Les étudiants se sont installés à l'intérieur de l'établissement et ont bloqué l'accès à l'aide de chaises et de tables. Des étudiants auraient tenté d'amener de la nourriture à ceux présentement à l'intérieur, mais les policiers installés devant les portes de l'établissement ne les ont pas laissé entrer.
Rappelons que vendredi dernier, la juge Suzanne Tessier a accordé l'injonction interlocutoire provisoire demandée par une cinquantaine d'étudiants de l'UQO. Elle est en vigueur pour dix jours, soit jusqu'au 23 avril.
Les manifestants doivent, selon celle-ci, rester à 25 mètre des édifices de l'université. Elle ordonne aussi à l'AGE-UQO et à ses membres de cesser d'empêcher l'accès aux terrains et aux immeubles. .

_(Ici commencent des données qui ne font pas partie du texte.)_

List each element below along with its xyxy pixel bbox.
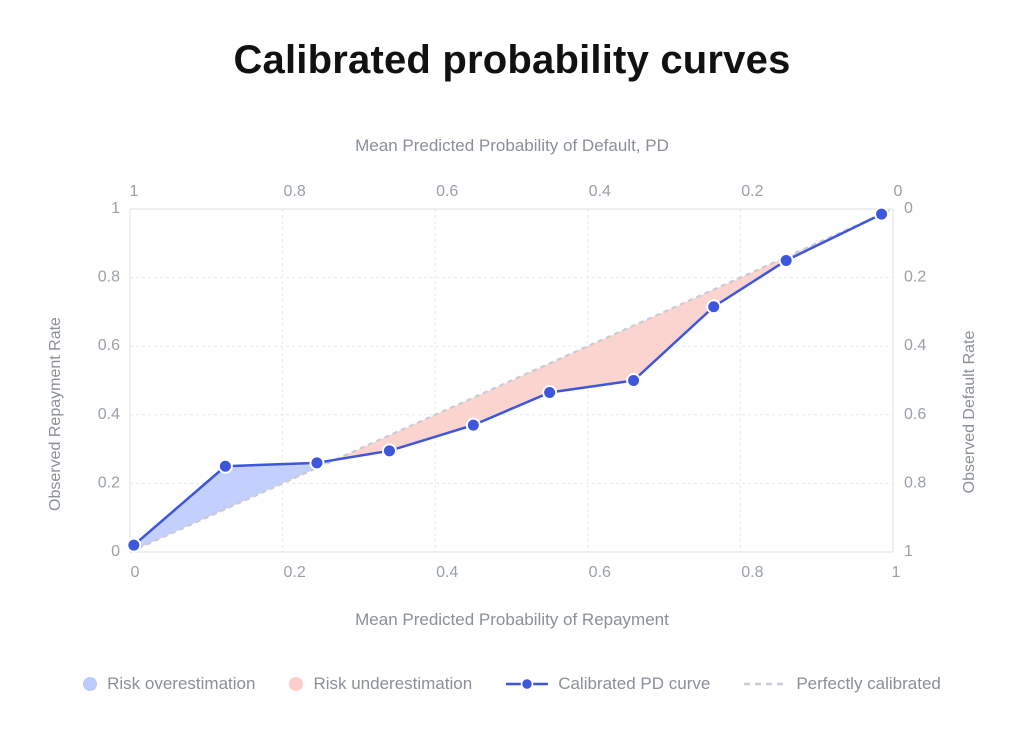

Ce matin, une centaine de manifestants sont à l'extérieur de l'établissement pour manifester, en plus de ceux qui sont installés à l'intérieur. Du côté du Service de police de la Ville de Gatineau (SPVG), aucune intervention ou arrestation n'a eu lieu pour le moment. «Il faut savoir qu'une injonction, c'est du domaine civil», rappelle Pierre Lanthier, porte-parole du SPVG.
Ainsi, c'est la direction de l'établissement universitaire qui doit faire la demande aux policiers d'intervenir pour des arrestations en vertu du code criminel. Mais pour l'instant, aucune arrestation n'a eu lieu, malgré une présence policière sur les lieux. «On a du personnel supplémentaire, on a un certain nombre de policiers sur les lieux», ajoute Pierre Lanthier.
Levée de l'injonction?
La direction de l'UQO sera devant la Cour dès 14h30 afin de tenter de faire lever l'injonction accordée vendredi dernier, après qu'un groupe de cinquante étudiants en ait fait la demande.
Selon Jean Boileau, directeur des communications et du recrutement, le tout est demandé pour des raisons de sécurité.
Par ailleurs, le SPVG a annoncé qu'ils ne devraient pas intervenir avant la décision de la Cour concernant la levée de l'injonction.
Un point de presse suivra à 16h où le recteur Jean Vaillancourt fera le point sur la situation.
Calendrier universitaire
Avec l'ordonnace de la Cour, la direction de l'UQO avait décidé d'offrir tous les cours prévus à l'horaire, tant à Gatineau qu'à Saint-Jérôme. Les professeurs et chargés de cours doivent normalement se présenter en classe et dès qu'un étudiant inscrit est présent en salle de classe, le cours doit être offert selon l'horaire habituel. La matière enseignée pendant les cours sera celle prévue aux plans de cours, tout en tenant compte des adaptations nécessaires par la révision du calendrier universitaire.
Par ailleurs, tel qu'annoncé avant la décision de la Cour, le trimestre d'hiver sera prolongé jusqu'au 4 mai. Pour tous les cours à horaire régulier (3 heures par semaine), aucun examen et modalité évaluative ne peuvent avoir lieu avant le 28 avril.
Les professeurs et les chargés de cours peuvent exiger des travaux à remettre entre le 11 mai et le 18 mai.
Du 23 au 29 avril, les professeurs et chargés de cours communiqueront aux étudiants des précisions quant aux modalités pédagogiques retenues pour compléter le cours (lectures à faire, matière couverte, énoncés des travaux à remettre, grille de distribution des points).
Le trimestre d'été débutera le 7 mai.
Par ailleurs, les étudiants qui le souhaitent peuvent procéder à un abandon des cours sans mention d'échet et ce, avant le 27 avril.
Suspension des cours
Étant donné le déroulement des événements, l'UQO a annoncé par voie de communiqué qu'elle considère ne pas être en mesure d'assurer la sécurité des étudiants, du personnel et des biens et en conséquence, l'université est dans l'impossibilité de dispenser les cours de façon normale pour le moment.
Les activités d'enseignement sont donc suspendus pour la journée du 16 avril.